Then followed a career in the army and a period at court, until at the age of thirty-eight, after the death of his father, he retired from all active business and spent the last twenty-one years of his life, (with the exception of a few unwilling excursions into politics), among his horses and his dogs and his books and learned as much from the one as he did from the other.

Montaigne was very much a man of his time and suffered from several weaknesses. He was never quite free from certain affections and mannerisms which he, the fish-monger’s grandson, believed to be a part of true gentility. Until the end of his days he protested that he was not really a writer at all, only a country gentleman who occasionally whiled away the tedious hours of winter by jotting down a few random ideas upon subjects of a slightly philosophic nature. All this was pure buncombe. If ever a man put his heart and his soul and his virtues and his vices and everything he had into his books, it was this cheerful neighbor of the immortal d’Artagnan.

And as this heart and this soul and these virtues and these vices were the heart and the soul and the virtues and the vices of an essentially generous, well-bred and agreeable person, the sum total of Montaigne’s works has become something more than literature. It has developed into a definite philosophy of life, based upon common sense and an ordinary practical variety of decency.

Montaigne was born a Catholic. He died a Catholic, and in his younger years he was an active member of that League of Catholic Noblemen which was formed among the French nobility to drive Calvinism out of France.

But after that fateful day in August of the year 1572 when news reached him of the joy with which Pope Gregory XIII had celebrated the murder of thirty thousand French Protestants, he turned away from the Church for good. He never went so far as to join the other side. He continued to go through certain formalities that he might keep his neighbors’ tongues from wagging, but those of his chapters written after the night of Saint Bartholomew might just as well have been the work of Marcus Aurelius or Epictetus or any of a dozen other Greek or Roman philosophers. And in one memorable essay, entitled “On the Freedom of Conscience,” he spoke as if he had been a contemporary of Pericles rather than a servant of Her Majesty Catherine de’ Medici and he used the career of Julian the Apostate as an example of what a truly tolerant statesman might hope to accomplish.

It is a very short chapter. It is only five pages long and you will find it in part nineteen of the second book.

Montaigne had seen too much of the incorrigible obstinacy of both Protestants and Catholics to advocate a system of absolute freedom, which (under the existing circumstances) could only provoke a new outbreak of civil war.
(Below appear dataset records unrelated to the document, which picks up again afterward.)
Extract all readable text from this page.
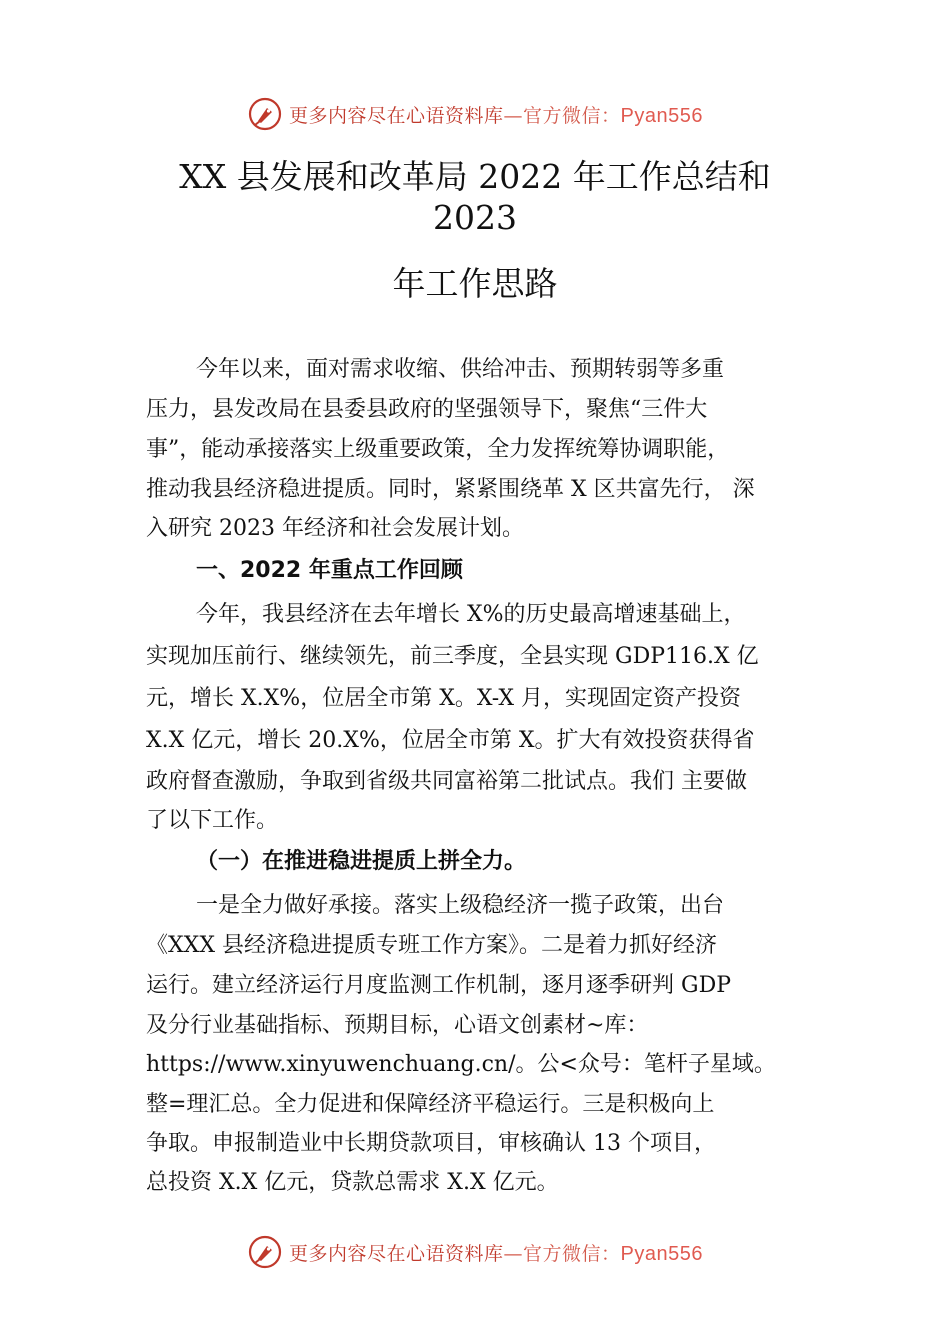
更多内容尽在心语资料库—官方微信：Pyan556
XX 县发展和改革局 2022 年工作总结和
2023
年工作思路
今年以来，面对需求收缩、供给冲击、预期转弱等多重
压力，县发改局在县委县政府的坚强领导下，聚焦“三件大
事”，能动承接落实上级重要政策，全力发挥统筹协调职能，
推动我县经济稳进提质。同时，紧紧围绕革 X 区共富先行， 深
入研究 2023 年经济和社会发展计划。
一、2022 年重点工作回顾
今年，我县经济在去年增长 X%的历史最高增速基础上，
实现加压前行、继续领先，前三季度，全县实现 GDP116.X 亿
元，增长 X.X%，位居全市第 X。X-X 月，实现固定资产投资
X.X 亿元，增长 20.X%，位居全市第 X。扩大有效投资获得省
政府督查激励，争取到省级共同富裕第二批试点。我们 主要做
了以下工作。
（一）在推进稳进提质上拼全力。
一是全力做好承接。落实上级稳经济一揽子政策，出台
《XXX 县经济稳进提质专班工作方案》。二是着力抓好经济
运行。建立经济运行月度监测工作机制，逐月逐季研判 GDP
及分行业基础指标、预期目标，心语文创素材~库：
https://www.xinyuwenchuang.cn/。公<众号：笔杆子星域。
整=理汇总。全力促进和保障经济平稳运行。三是积极向上
争取。申报制造业中长期贷款项目，审核确认 13 个项目，
总投资 X.X 亿元，贷款总需求 X.X 亿元。
更多内容尽在心语资料库—官方微信：Pyan556
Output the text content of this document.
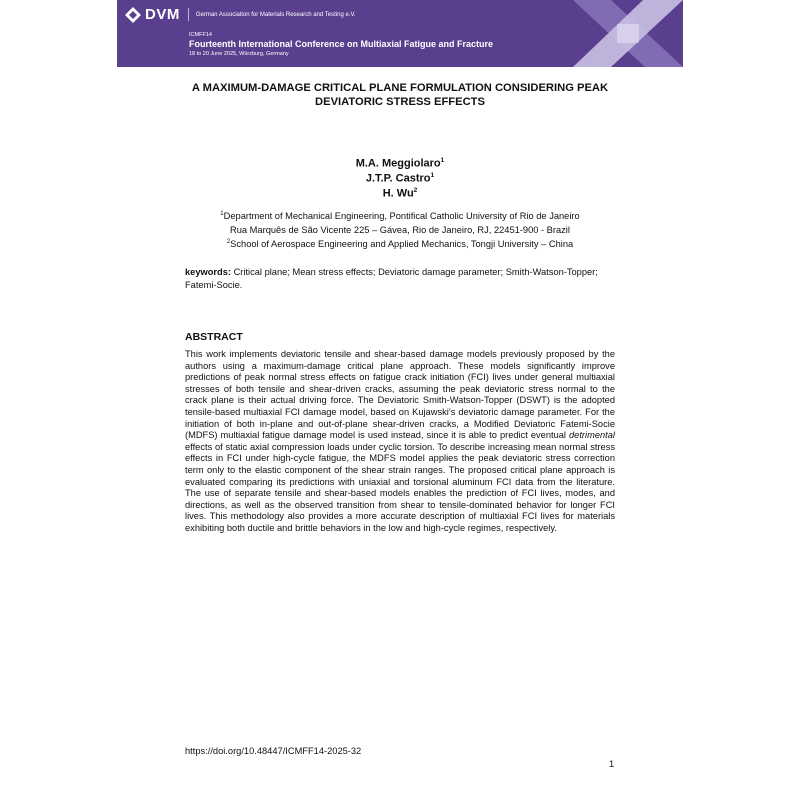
DVM	German Association for Materials Research and Testing e.V.
ICMFF14
Fourteenth International Conference on Multiaxial Fatigue and Fracture
18 to 20 June 2025, Würzburg, Germany
A MAXIMUM-DAMAGE CRITICAL PLANE FORMULATION CONSIDERING PEAK
DEVIATORIC STRESS EFFECTS
M.A. Meggiolaro$^1$
J.T.P. Castro$^1$
H. Wu$^2$
$^1$Department of Mechanical Engineering, Pontifical Catholic University of Rio de Janeiro
Rua Marquês de São Vicente 225 – Gávea, Rio de Janeiro, RJ, 22451-900 - Brazil
$^2$School of Aerospace Engineering and Applied Mechanics, Tongji University – China
keywords: Critical plane; Mean stress effects; Deviatoric damage parameter; Smith-Watson-Topper; Fatemi-Socie.
ABSTRACT
This work implements deviatoric tensile and shear-based damage models previously proposed by the authors using a maximum-damage critical plane approach. These models significantly improve predictions of peak normal stress effects on fatigue crack initiation (FCI) lives under general multiaxial stresses of both tensile and shear-driven cracks, assuming the peak deviatoric stress normal to the crack plane is their actual driving force. The Deviatoric Smith-Watson-Topper (DSWT) is the adopted tensile-based multiaxial FCI damage model, based on Kujawski’s deviatoric damage parameter. For the initiation of both in-plane and out-of-plane shear-driven cracks, a Modified Deviatoric Fatemi-Socie (MDFS) multiaxial fatigue damage model is used instead, since it is able to predict eventual detrimental effects of static axial compression loads under cyclic torsion. To describe increasing mean normal stress effects in FCI under high-cycle fatigue, the MDFS model applies the peak deviatoric stress correction term only to the elastic component of the shear strain ranges. The proposed critical plane approach is evaluated comparing its predictions with uniaxial and torsional aluminum FCI data from the literature. The use of separate tensile and shear-based models enables the prediction of FCI lives, modes, and directions, as well as the observed transition from shear to tensile-dominated behavior for longer FCI lives. This methodology also provides a more accurate description of multiaxial FCI lives for materials exhibiting both ductile and brittle behaviors in the low and high-cycle regimes, respectively.
https://doi.org/10.48447/ICMFF14-2025-32
1
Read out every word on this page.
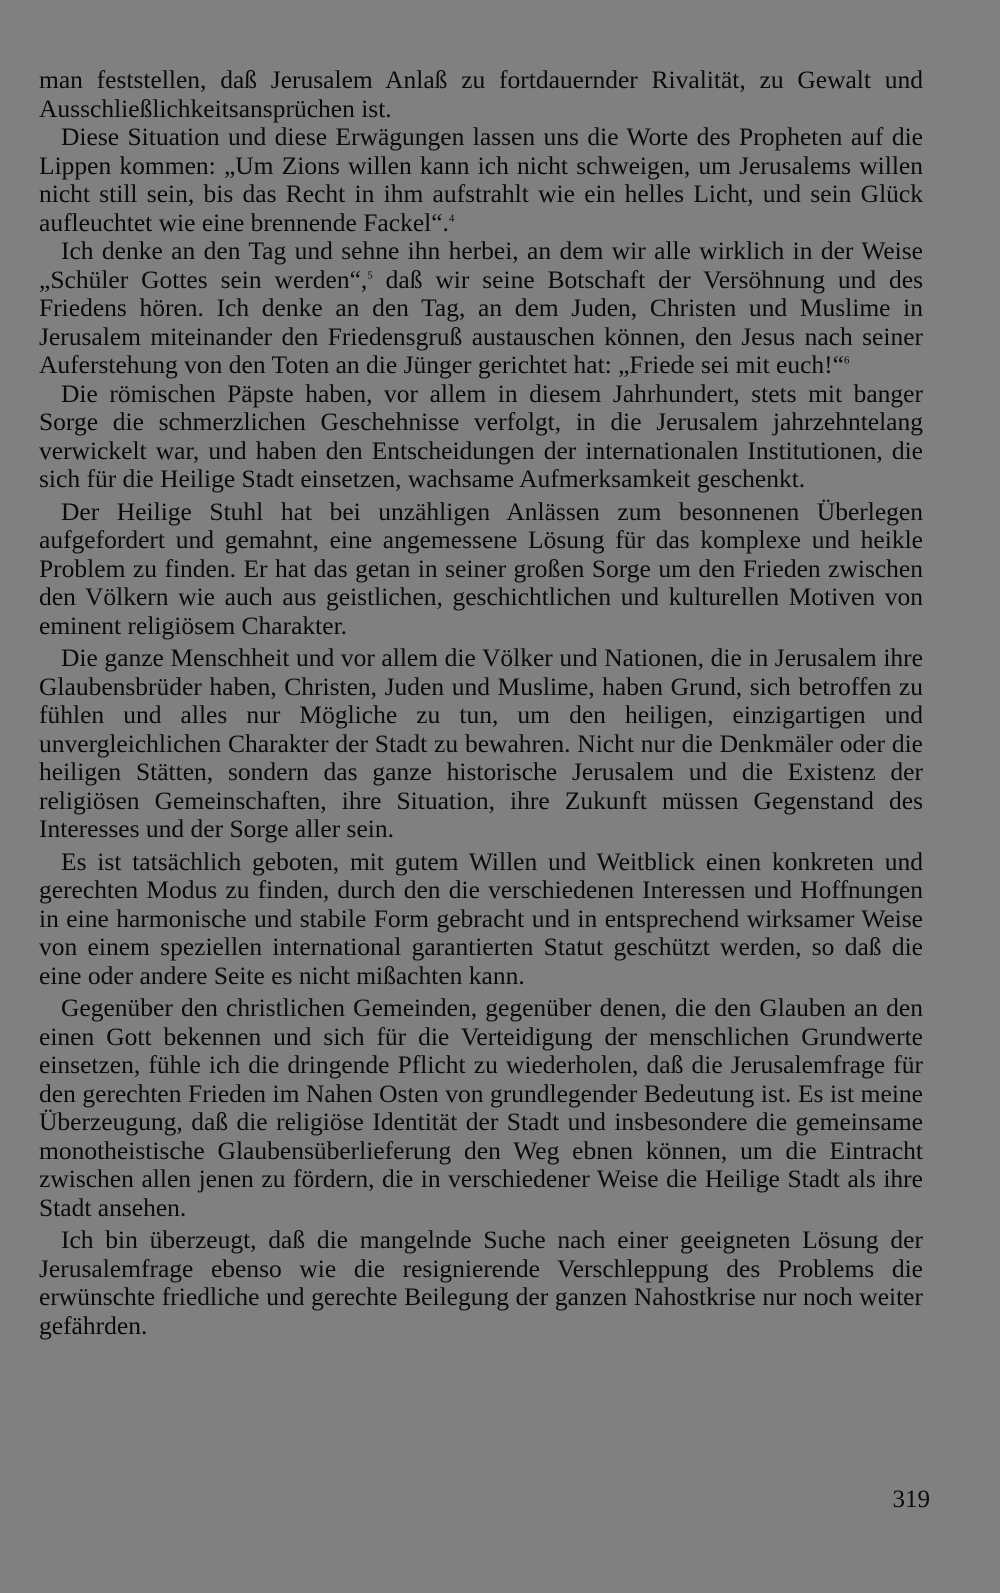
man feststellen, daß Jerusalem Anlaß zu fortdauernder Rivalität, zu Gewalt und Ausschließlichkeitsansprüchen ist.

Diese Situation und diese Erwägungen lassen uns die Worte des Propheten auf die Lippen kommen: „Um Zions willen kann ich nicht schweigen, um Jerusalems willen nicht still sein, bis das Recht in ihm aufstrahlt wie ein helles Licht, und sein Glück aufleuchtet wie eine brennende Fackel“.$^4$

Ich denke an den Tag und sehne ihn herbei, an dem wir alle wirklich in der Weise „Schüler Gottes sein werden“,$^5$ daß wir seine Botschaft der Versöhnung und des Friedens hören. Ich denke an den Tag, an dem Juden, Christen und Muslime in Jerusalem miteinander den Friedensgruß austauschen können, den Jesus nach seiner Auferstehung von den Toten an die Jünger gerichtet hat: „Friede sei mit euch!“$^6$

Die römischen Päpste haben, vor allem in diesem Jahrhundert, stets mit banger Sorge die schmerzlichen Geschehnisse verfolgt, in die Jerusalem jahrzehntelang verwickelt war, und haben den Entscheidungen der internationalen Institutionen, die sich für die Heilige Stadt einsetzen, wachsame Aufmerksamkeit geschenkt.

Der Heilige Stuhl hat bei unzähligen Anlässen zum besonnenen Überlegen aufgefordert und gemahnt, eine angemessene Lösung für das komplexe und heikle Problem zu finden. Er hat das getan in seiner großen Sorge um den Frieden zwischen den Völkern wie auch aus geistlichen, geschichtlichen und kulturellen Motiven von eminent religiösem Charakter.

Die ganze Menschheit und vor allem die Völker und Nationen, die in Jerusalem ihre Glaubensbrüder haben, Christen, Juden und Muslime, haben Grund, sich betroffen zu fühlen und alles nur Mögliche zu tun, um den heiligen, einzigartigen und unvergleichlichen Charakter der Stadt zu bewahren. Nicht nur die Denkmäler oder die heiligen Stätten, sondern das ganze historische Jerusalem und die Existenz der religiösen Gemeinschaften, ihre Situation, ihre Zukunft müssen Gegenstand des Interesses und der Sorge aller sein.

Es ist tatsächlich geboten, mit gutem Willen und Weitblick einen konkreten und gerechten Modus zu finden, durch den die verschiedenen Interessen und Hoffnungen in eine harmonische und stabile Form gebracht und in entsprechend wirksamer Weise von einem speziellen international garantierten Statut geschützt werden, so daß die eine oder andere Seite es nicht mißachten kann.

Gegenüber den christlichen Gemeinden, gegenüber denen, die den Glauben an den einen Gott bekennen und sich für die Verteidigung der menschlichen Grundwerte einsetzen, fühle ich die dringende Pflicht zu wiederholen, daß die Jerusalemfrage für den gerechten Frieden im Nahen Osten von grundlegender Bedeutung ist. Es ist meine Überzeugung, daß die religiöse Identität der Stadt und insbesondere die gemeinsame monotheistische Glaubensüberlieferung den Weg ebnen können, um die Eintracht zwischen allen jenen zu fördern, die in verschiedener Weise die Heilige Stadt als ihre Stadt ansehen.

Ich bin überzeugt, daß die mangelnde Suche nach einer geeigneten Lösung der Jerusalemfrage ebenso wie die resignierende Verschleppung des Problems die erwünschte friedliche und gerechte Beilegung der ganzen Nahostkrise nur noch weiter gefährden.

319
But when circumstances allowed it, when Protestants and Catholics no longer slept with a couple of daggers and pistols underneath their pillows, then an intelligent government should keep away as much as possible from interfering with other people’s consciences and should permit all of its subjects to love God as best suited the happiness of their own particular souls.

Montaigne was neither the only, nor the first Frenchman who had hit upon this idea or had dared to express it in public. As early as the year 1560, Michel de l’Hôpital, a former chancellor of Catherine de’ Medici and a graduate of half a dozen Italian universities (and incidentally suspected of being tarred with the Anabaptist brush) had suggested that heretics be attacked exclusively with verbal arguments. He had based his somewhat startling opinion upon the ground that conscience being what it was, it could not possibly be changed by force, and two years later he had been instrumental in bringing about that royal Edict of Toleration which had given the Huguenots the right to hold meetings of their own, to call synods to discuss the affairs of their church and in general to behave as if they were a free and independent denomination and not merely a tolerated little sect.

Jean Bodin, a Parisian lawyer, a most respectable citizen (the man who had defended the rights of private property against the communistic tendencies expressed in Thomas More’s “Utopia”), had spoken in a similar vein when he denied the right of sovereigns to use violence in driving their subjects to this or that church.